Retirement policy expert Associate Professor Susan St John says linking the age of eligibility for New Zealand Superannuation directly to life expectancy risks ignoring major differences in health outcomes, income levels and lifespan between different population groups.
The discussion comes as governments around the world grapple with ageing populations and rising pension costs, prompting renewed calls from some business and economic groups for New Zealand to gradually lift the superannuation age beyond 65.
Supporters argue people are living longer and remaining in the workforce later in life, making the current pension system increasingly expensive and difficult to sustain over coming decades.
However, critics say average life expectancy figures mask deep inequities across society. Māori and Pacific peoples continue to experience lower life expectancy and higher rates of chronic illness compared with non-Māori populations, meaning many would receive the pension for fewer years despite contributing through taxes throughout their working lives.

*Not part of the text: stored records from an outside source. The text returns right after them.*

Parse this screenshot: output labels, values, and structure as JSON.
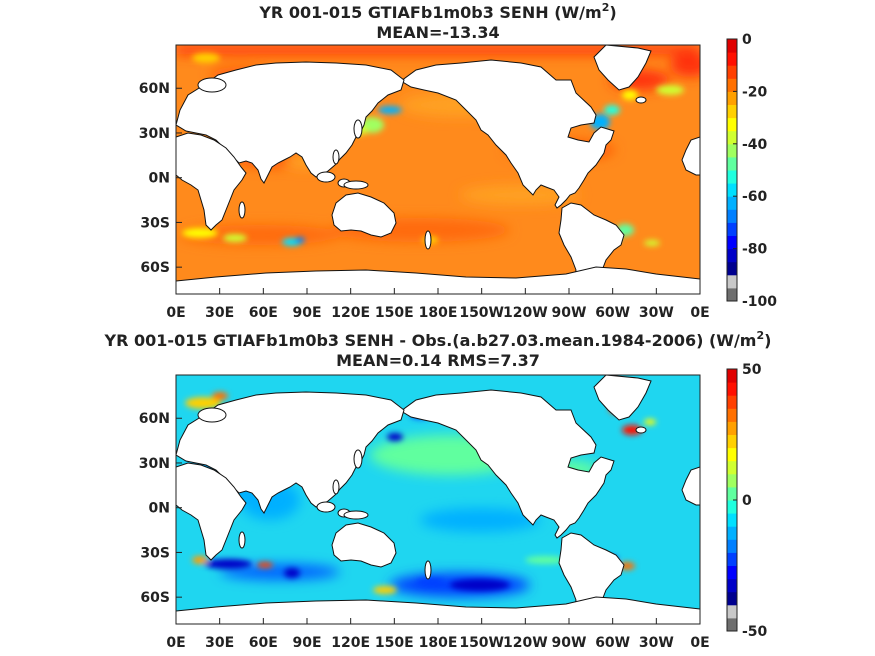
{
  "panels": [
    {
      "title_line1": "YR 001-015 GTIAFb1m0b3  SENH (W/m",
      "title_sup": "2",
      "title_close": ")",
      "title_line2": "MEAN=-13.34",
      "colorbar": {
        "ticks": [
          "0",
          "-20",
          "-40",
          "-60",
          "-80",
          "-100"
        ],
        "range": [
          -100,
          0
        ],
        "colors": [
          "#6e6e6e",
          "#c8c8c8",
          "#00008f",
          "#0000c8",
          "#0000ff",
          "#0040ff",
          "#0080ff",
          "#00b0ff",
          "#00e0ff",
          "#20ffdf",
          "#60ff9f",
          "#a0ff60",
          "#d0ff30",
          "#ffff00",
          "#ffd000",
          "#ffa000",
          "#ff7000",
          "#ff4000",
          "#ff1000",
          "#e00000"
        ]
      },
      "field": {
        "ocean_base": "#ff8a1c",
        "style": "senh"
      }
    },
    {
      "title_line1": "YR 001-015 GTIAFb1m0b3 SENH - Obs.(a.b27.03.mean.1984-2006) (W/m",
      "title_sup": "2",
      "title_close": ")",
      "title_line2": "MEAN=0.14 RMS=7.37",
      "colorbar": {
        "ticks": [
          "50",
          "0",
          "-50"
        ],
        "range": [
          -50,
          50
        ],
        "colors": [
          "#6e6e6e",
          "#c8c8c8",
          "#00008f",
          "#0000c8",
          "#0000ff",
          "#0040ff",
          "#0080ff",
          "#00b0ff",
          "#00e0ff",
          "#20ffdf",
          "#60ff9f",
          "#a0ff60",
          "#d0ff30",
          "#ffff00",
          "#ffd000",
          "#ffa000",
          "#ff7000",
          "#ff4000",
          "#ff1000",
          "#e00000"
        ]
      },
      "field": {
        "ocean_base": "#1fd6f0",
        "style": "diff"
      }
    }
  ],
  "axes": {
    "lon_ticks": [
      "0E",
      "30E",
      "60E",
      "90E",
      "120E",
      "150E",
      "180E",
      "150W",
      "120W",
      "90W",
      "60W",
      "30W",
      "0E"
    ],
    "lat_ticks": [
      "60N",
      "30N",
      "0N",
      "30S",
      "60S"
    ],
    "lat_values": [
      60,
      30,
      0,
      -30,
      -60
    ],
    "lat_range": [
      -78,
      89
    ]
  }
}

St John warns the policy could unfairly penalise workers in physically demanding industries who may be unable to continue working into older age due to health issues, injury or burnout.
The debate is also unfolding during ongoing cost-of-living pressures, with many older New Zealanders already struggling with rising rents, food prices, power bills and healthcare costs.
Advocates for older people say now may be the wrong time to consider reducing access to superannuation when financial insecurity among retirees is already increasing.
Rather than lifting the pension age, St John has suggested alternative approaches including targeted taxation measures aimed at wealthier superannuitants who continue receiving universal payments despite having substantial assets or high retirement incomes.
Possible options discussed by policy analysts include adjusting tax settings, introducing income-based clawbacks or applying new tax thresholds that would allow affluent retirees to contribute more back into the system while preserving universal access for lower-income older people.
The issue remains politically sensitive in Aotearoa, where New Zealand Superannuation has long been viewed as a universal entitlement and a key pillar of retirement security.
The wider debate now raises broader questions about fairness, ageing, intergenerational equity and how future governments balance fiscal pressures with social wellbeing in an increasingly unequal society.